Audio Do’s and Don’ts Learned From This Year’s Cannes Lions

Opinion: Sound can connect us emotionally to a campaign

A blue cassette tape on an orange background; Top left corner says"Dos" and the bottom right corner says "Don'ts"
More informed decisions on sound can help win Cannes Lions.
Animation: Trent Joaquin; Sources: Pixabay

As media all over the world breaks down the aftermath of Cannes, conversations seem to revolve around one word specifically: purpose. From the audio branding industry perspective, it’s hard not to feel like Mr. Burns about it: Excellent.

This is great news because sound’s ability to transcend something as intangible as purpose to create palpable brand appeal is remarkable. The following picks from this year’s Cannes prove this to be true. Furthermore, they show why choosing the right sounds are pivotal to your brand’s emotional delivery.

If you want your message to resonate, DO start with sounds you make organically

The New York Times’ campaign “The Truth Is Worth It” sheds light on the value of investigative journalism and its pursuit for the truth. This campaign is a perfect example of how audio choices can drive such an important cause, as the soundscape helps viewers peek inside the buzzing minds of reporters.

The sounds of frantic keyboard tapping and phone interviews help paint the picture of a journalist working on a story. Add some highly suspenseful ambient sounds to the mix, and the emotional workload of these professionals becomes palpable. They are driven with the desire to bring the people news they deserve to know, even if it requires uncovering disturbing facts and putting their own safety at risk.

Combining organic soundscapes with an apt musical delivery is a brilliant way to demonstrate journalists’ rigorous work ethics. More importantly, it helps readers understand the pressure they experience in their quest for telling the world the truth. The NYT may have just taken over an entire industry soundscape for years to come.

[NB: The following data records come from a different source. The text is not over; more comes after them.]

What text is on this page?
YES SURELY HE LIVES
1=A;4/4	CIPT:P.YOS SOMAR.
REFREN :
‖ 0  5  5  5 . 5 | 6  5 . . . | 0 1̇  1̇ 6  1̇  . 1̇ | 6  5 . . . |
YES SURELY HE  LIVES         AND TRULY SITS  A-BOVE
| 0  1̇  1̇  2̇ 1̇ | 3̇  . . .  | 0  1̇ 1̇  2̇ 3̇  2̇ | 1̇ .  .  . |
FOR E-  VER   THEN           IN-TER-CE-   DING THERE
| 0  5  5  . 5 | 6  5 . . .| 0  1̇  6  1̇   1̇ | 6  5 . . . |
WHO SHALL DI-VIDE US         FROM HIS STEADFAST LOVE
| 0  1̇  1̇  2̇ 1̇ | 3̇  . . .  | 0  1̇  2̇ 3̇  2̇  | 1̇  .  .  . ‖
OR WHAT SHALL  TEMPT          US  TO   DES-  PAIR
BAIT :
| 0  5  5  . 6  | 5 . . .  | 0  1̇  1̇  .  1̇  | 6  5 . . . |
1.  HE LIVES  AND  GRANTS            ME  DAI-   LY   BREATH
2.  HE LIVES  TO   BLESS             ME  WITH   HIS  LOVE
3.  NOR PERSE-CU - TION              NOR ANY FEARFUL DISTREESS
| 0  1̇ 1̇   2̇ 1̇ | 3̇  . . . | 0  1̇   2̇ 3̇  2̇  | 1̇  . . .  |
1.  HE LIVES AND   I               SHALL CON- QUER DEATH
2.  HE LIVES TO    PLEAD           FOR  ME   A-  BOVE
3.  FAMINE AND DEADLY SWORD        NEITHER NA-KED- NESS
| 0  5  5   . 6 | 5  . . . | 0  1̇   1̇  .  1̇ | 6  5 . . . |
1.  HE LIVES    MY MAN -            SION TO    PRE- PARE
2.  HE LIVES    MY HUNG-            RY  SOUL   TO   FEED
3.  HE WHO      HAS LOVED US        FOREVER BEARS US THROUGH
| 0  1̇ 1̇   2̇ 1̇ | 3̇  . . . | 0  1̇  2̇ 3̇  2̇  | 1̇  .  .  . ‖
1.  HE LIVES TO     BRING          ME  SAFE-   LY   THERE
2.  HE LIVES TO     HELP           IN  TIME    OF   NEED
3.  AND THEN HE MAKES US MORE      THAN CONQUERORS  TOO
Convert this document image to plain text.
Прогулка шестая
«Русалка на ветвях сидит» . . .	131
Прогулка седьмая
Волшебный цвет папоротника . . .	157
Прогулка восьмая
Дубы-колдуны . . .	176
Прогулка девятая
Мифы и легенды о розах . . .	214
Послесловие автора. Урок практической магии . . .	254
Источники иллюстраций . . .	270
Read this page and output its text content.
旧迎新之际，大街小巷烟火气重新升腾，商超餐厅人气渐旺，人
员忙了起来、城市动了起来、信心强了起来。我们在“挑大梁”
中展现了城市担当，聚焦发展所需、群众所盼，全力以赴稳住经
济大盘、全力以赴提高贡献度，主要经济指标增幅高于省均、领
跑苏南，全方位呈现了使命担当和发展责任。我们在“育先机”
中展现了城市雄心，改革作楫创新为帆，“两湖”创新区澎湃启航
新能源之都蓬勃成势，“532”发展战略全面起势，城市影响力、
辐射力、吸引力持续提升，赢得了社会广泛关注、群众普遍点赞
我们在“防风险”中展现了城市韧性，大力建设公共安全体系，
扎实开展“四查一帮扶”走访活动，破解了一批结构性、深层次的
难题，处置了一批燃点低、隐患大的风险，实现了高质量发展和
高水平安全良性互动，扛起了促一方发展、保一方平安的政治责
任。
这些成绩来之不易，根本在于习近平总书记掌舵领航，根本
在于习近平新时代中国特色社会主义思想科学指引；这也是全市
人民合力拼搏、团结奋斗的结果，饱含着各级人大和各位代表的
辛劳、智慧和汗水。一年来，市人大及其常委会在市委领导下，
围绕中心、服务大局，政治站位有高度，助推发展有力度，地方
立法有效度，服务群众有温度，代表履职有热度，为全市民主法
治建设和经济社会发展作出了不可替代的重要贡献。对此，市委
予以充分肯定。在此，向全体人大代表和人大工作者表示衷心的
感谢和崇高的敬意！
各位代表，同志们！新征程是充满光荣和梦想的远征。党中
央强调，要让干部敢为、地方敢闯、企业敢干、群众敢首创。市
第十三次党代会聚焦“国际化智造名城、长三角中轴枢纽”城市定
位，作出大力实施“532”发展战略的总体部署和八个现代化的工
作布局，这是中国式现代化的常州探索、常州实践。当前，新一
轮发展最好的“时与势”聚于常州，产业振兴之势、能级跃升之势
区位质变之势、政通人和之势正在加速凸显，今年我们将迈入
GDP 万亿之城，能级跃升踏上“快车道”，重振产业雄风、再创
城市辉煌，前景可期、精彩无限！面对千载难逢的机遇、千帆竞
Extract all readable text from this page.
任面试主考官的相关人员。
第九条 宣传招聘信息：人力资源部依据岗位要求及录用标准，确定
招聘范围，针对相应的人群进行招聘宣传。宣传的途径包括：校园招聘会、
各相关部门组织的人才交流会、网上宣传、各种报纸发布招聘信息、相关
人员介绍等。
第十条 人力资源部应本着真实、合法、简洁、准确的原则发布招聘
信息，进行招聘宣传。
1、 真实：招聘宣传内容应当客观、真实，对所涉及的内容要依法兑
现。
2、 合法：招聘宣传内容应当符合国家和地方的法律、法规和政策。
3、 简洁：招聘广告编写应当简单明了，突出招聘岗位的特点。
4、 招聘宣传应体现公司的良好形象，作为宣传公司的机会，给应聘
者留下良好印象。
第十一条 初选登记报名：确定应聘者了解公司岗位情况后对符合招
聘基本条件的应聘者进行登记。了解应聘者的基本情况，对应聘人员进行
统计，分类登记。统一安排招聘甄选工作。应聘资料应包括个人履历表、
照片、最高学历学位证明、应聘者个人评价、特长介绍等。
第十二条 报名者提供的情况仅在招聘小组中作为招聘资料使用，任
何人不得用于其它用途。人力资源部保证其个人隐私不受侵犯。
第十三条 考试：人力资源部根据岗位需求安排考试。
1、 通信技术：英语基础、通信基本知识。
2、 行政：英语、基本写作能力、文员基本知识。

DON’T shackle yourself to traditional marketing routines

The Super Bowl is one of those times of the year when the biggest brands in the Western hemisphere come together to flex their advertising muscles. However, only a few brands showed up like Skittles—which actually didn’t turn up at all. On the game day, the brand skipped the TV ad shtick to debut Skittles: The Musical in front of a sold-out crowd. By performing songs like “Advertising Ruins Everything,” the brand sent a strong message about not taking yourself too seriously while breaking free from the norms of advertising.

For those who couldn’t attend the show, the company released the full album on Spotify. The album even features a four-minute recording of the lead actor Michael C. Hall just eating a bag of Skittles. Hey, how else are you going to market the sounds your products make?

Anyone who’s watched more than 15 minutes of the Big Game knows the breaks are chockfull of ads. This makes it really difficult to stand out and get returns on those rather huge investments. By embracing live music and going literally outside the box and into the limelight of Broadway, Skittles managed to reinforce their fun and self-ironic identity in an honest and, most likely, more economical way.

If you want to shake up your audience’s ears, DO resort to extreme measures

This one is a classic case of how to revamp a branded theme song to suit different marketing messages. The ad’s main character, Hiyoko-chan, is a popular cartoon bird in Japan, similar to Loony Tunes’ Tweety Bird. “Akuma No Kimura” kicks off with its classic jingle while an innocent-looking mascot holds a pot of noodles. Next thing you know, the little chick morphs into a devilish bird of prey, and all hell breaks loose both visually and musically.

Nissin’s lukewarm folk tune explodes into a scorching death metal headbanger in a matter of milliseconds, leaving no viewer cold. Even though metal is far from mainstream as a style of music, it works perfectly for advertising something called Evil Hot Noodles. It also adds heft to the vulgar animations.